Screen grab of Maurice from the documentary ‘Maurice’ by Adam Rosenberg

If you’ve spent time along Johnston Street or Parramatta Road, you’ve likely seen Maurice Ponza Jappanarid on the road, squeegee in hand, hair loose and hat firmly on. Not always the same hat. Pirate, reggae, even a government-issued hard hat from Beijing, he carries dozens. The day he left one at home and a customer asked where it was, he realised the hats were his calling card.

In a YouTube documentary, Maurice speaks openly about his past. After a warning from a police captain, he stopped dealing drugs and chose steady work instead. “Now I work,” he says. Window cleaning became a way back into ordinary life, one pane at a time.

But Maurice’s mark on the Inner West is not just clean glass. He has been known to decorate traffic signs and street furniture with small, colourful additions, a kind of pavement gallery documented online. The touches are cheeky and theatrical, much like the man himself.

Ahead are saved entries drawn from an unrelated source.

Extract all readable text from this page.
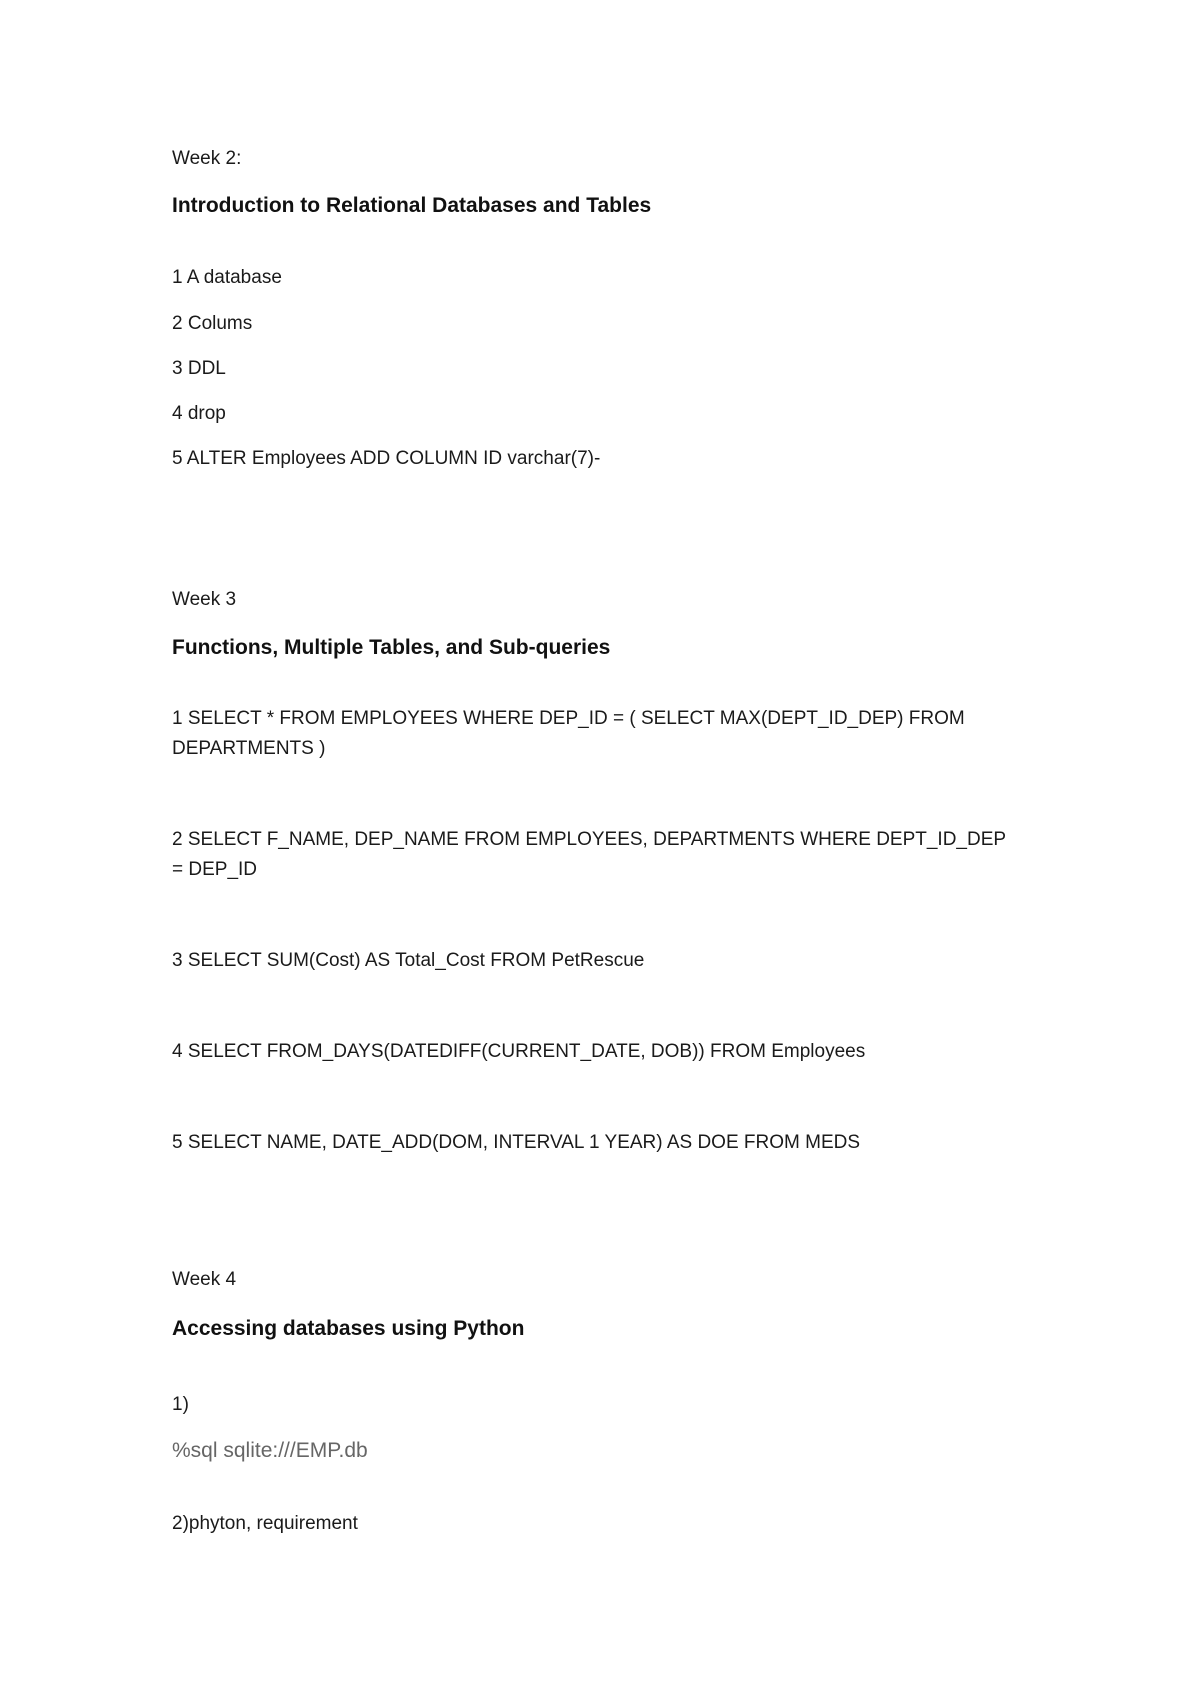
Week 2:
Introduction to Relational Databases and Tables
1 A database
2 Colums
3 DDL
4 drop
5 ALTER Employees ADD COLUMN ID varchar(7)-
Week 3
Functions, Multiple Tables, and Sub-queries
1 SELECT * FROM EMPLOYEES WHERE DEP_ID = ( SELECT MAX(DEPT_ID_DEP) FROM DEPARTMENTS )
2 SELECT F_NAME, DEP_NAME FROM EMPLOYEES, DEPARTMENTS WHERE DEPT_ID_DEP = DEP_ID
3 SELECT SUM(Cost) AS Total_Cost FROM PetRescue
4 SELECT FROM_DAYS(DATEDIFF(CURRENT_DATE, DOB)) FROM Employees
5 SELECT NAME, DATE_ADD(DOM, INTERVAL 1 YEAR) AS DOE FROM MEDS
Week 4
Accessing databases using Python
1)
%sql sqlite:///EMP.db
2)phyton, requirement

A separate short film about Maurice, later awarded the People’s Choice at the Bondi Short Film Festival in 2011, captures the warmth locals recognise. When a newspaper headline cast him as the “window cleaner to fight ‘$30k worth of fines’”, it told only part of the story. Around Annandale, Maurice remains part of the streetscape, polishing windows and, in his own way, polishing a second chance.